Sejak kecil, aku sudah memiliki kepekaan terhadap makhluk-makhluk tak kasat mata. Kadang-kadang bisa sampai di tahap merasakan kehadiran mereka, berkomunikasi dengan mereka, melihat penampakan mereka, mengalami lucid dream[1] hampir di setiap waktu tidur, pernah bisa melakukan astral projection[2], hingga berulang kali tertarik ke dimensi astral yang dengan kata lain adalah tempat mereka berada.
Aku juga sering mendapatkan gangguan dari makhluk-makhluk itu.
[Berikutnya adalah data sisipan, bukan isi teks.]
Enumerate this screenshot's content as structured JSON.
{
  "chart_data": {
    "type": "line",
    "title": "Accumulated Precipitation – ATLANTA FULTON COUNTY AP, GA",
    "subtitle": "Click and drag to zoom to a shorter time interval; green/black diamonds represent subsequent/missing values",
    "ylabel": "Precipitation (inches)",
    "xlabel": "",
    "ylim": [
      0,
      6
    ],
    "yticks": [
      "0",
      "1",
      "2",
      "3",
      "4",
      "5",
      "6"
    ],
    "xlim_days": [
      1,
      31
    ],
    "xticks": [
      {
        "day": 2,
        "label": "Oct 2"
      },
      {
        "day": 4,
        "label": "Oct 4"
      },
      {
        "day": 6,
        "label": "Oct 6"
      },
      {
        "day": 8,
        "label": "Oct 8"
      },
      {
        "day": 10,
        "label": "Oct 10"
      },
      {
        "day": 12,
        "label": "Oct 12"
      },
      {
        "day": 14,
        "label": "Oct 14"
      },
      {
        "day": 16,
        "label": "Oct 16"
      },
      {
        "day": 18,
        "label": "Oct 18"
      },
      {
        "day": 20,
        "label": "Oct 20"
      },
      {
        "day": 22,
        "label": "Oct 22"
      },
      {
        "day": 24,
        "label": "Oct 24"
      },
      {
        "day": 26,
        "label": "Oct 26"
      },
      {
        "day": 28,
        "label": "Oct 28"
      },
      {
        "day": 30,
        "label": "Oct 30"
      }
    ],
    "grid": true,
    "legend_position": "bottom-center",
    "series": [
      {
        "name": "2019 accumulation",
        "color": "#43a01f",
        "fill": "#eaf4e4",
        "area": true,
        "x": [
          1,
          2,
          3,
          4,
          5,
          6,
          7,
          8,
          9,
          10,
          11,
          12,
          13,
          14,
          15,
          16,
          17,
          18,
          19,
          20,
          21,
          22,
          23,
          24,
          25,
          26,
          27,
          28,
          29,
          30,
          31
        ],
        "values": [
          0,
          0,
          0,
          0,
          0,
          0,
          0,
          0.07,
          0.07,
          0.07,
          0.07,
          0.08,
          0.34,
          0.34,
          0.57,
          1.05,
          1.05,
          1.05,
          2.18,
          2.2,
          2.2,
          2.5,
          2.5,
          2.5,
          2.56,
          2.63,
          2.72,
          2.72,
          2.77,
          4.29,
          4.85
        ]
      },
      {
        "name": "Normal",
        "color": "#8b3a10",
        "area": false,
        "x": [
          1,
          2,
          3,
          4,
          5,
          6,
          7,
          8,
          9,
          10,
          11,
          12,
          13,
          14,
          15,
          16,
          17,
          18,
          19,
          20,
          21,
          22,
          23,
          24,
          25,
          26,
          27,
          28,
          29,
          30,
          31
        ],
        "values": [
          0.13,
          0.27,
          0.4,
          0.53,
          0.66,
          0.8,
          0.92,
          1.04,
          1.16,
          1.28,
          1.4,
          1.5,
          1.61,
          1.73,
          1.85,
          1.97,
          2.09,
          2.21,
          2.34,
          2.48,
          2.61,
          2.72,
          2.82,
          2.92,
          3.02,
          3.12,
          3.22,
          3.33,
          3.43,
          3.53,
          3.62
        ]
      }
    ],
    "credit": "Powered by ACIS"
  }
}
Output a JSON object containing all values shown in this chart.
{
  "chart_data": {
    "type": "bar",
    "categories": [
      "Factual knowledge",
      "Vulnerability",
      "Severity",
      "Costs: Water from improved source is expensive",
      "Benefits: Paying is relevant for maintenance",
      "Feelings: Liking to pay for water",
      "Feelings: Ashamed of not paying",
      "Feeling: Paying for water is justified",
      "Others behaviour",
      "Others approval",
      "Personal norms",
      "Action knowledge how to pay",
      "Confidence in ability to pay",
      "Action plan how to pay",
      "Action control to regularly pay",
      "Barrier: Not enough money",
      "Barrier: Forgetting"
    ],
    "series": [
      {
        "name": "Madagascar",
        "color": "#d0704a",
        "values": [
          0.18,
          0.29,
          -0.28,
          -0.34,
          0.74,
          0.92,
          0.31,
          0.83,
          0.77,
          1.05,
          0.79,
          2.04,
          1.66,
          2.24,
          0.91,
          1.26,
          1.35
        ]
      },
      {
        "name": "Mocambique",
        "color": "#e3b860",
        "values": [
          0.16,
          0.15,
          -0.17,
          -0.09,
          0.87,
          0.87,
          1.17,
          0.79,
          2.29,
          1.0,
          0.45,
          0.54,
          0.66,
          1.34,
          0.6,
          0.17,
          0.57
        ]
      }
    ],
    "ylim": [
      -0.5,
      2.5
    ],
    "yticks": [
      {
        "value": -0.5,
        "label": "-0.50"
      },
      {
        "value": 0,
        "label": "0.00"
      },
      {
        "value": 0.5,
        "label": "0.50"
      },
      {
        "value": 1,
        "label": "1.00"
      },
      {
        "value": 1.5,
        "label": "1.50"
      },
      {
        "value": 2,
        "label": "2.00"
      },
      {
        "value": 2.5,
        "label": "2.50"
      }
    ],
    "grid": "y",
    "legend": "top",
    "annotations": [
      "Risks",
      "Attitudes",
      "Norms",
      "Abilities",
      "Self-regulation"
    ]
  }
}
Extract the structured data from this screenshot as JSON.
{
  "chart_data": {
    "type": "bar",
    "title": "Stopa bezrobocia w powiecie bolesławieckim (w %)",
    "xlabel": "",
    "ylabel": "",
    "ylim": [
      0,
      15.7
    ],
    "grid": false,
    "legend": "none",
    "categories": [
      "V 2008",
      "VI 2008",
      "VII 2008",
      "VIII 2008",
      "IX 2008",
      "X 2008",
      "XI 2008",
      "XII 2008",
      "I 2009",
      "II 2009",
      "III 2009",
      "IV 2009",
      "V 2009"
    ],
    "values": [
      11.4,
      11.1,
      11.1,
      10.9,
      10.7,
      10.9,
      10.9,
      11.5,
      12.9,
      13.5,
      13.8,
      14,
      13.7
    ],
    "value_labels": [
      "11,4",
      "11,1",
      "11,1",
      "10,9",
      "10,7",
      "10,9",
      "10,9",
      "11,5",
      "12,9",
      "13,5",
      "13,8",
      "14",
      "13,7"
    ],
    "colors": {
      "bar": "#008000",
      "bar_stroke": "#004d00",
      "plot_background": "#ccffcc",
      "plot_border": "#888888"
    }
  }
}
Misalnya saja, yang paling sering, tindihan ketika tidur atau diikuti dari suatu tempat sampai nantinya masuk ke dalam rumah. Dan terkadang, terus mengikutiku hingga berhari-hari atau bahkan bertahun-tahun.
Selama aku dibayang-bayangi kemampuan ini, aku tidak pernah takut kepada mereka karena sudah terbiasa melihat sosok-sosok yang seram itu. Hanya saja, aku malas jika harus dikagetkan oleh kedatangan mereka yang tiba-tiba dan sialnya mereka justru suka sekali mengagetkan manusia sepertiku. Kalau aku sudah tidak tahan dan merasa kesal, aku tidak segan-segan untuk membentak mereka agar berhenti menggangguku.
Seperti yang sudah kukatakan di awal, aku merasa bahwa kerugian yang kudapatkan dari ‘keistimewaan’ indera keenam ini lebih sering kudapatkan daripada keuntungannya. Salah satunya adalah kisah yang akan kuceritakan di bawah ini.
Aku pernah mengalami sebuah kejadian aneh yang hingga dewasa kelak akan terus menjadi tanda tanya di dalam kepala. Hal misterius ini terjadi ketika aku berumur 13 tahun, tepatnya ketika sedang menduduki bangku kelas 1 SMP. Dan ini adalah kisah nyata.
***
“Rana, sudah malam. Taruh HP-nya. Tidur.” perintah ibu. Aku menurut.
Hari itu, aku tidur bersama ibuku di kamarnya. Ayah dan adik sedang menginap di rumah nenek, ibu dari ayah, yang berada di sebuah desa di Lamongan. Aku belum bisa ikut karena beberapa hal sehingga harus tetap tinggal di rumah dan membuat ibu akhirnya tak bisa ikut juga karena harus menjagaku.
Jam sudah menunjukkan pukul 9 malam lebih. Aku yang sudah mulai mengantuk akhirnya pergi ke atas kasur dan bersiap untuk memejamkan mata.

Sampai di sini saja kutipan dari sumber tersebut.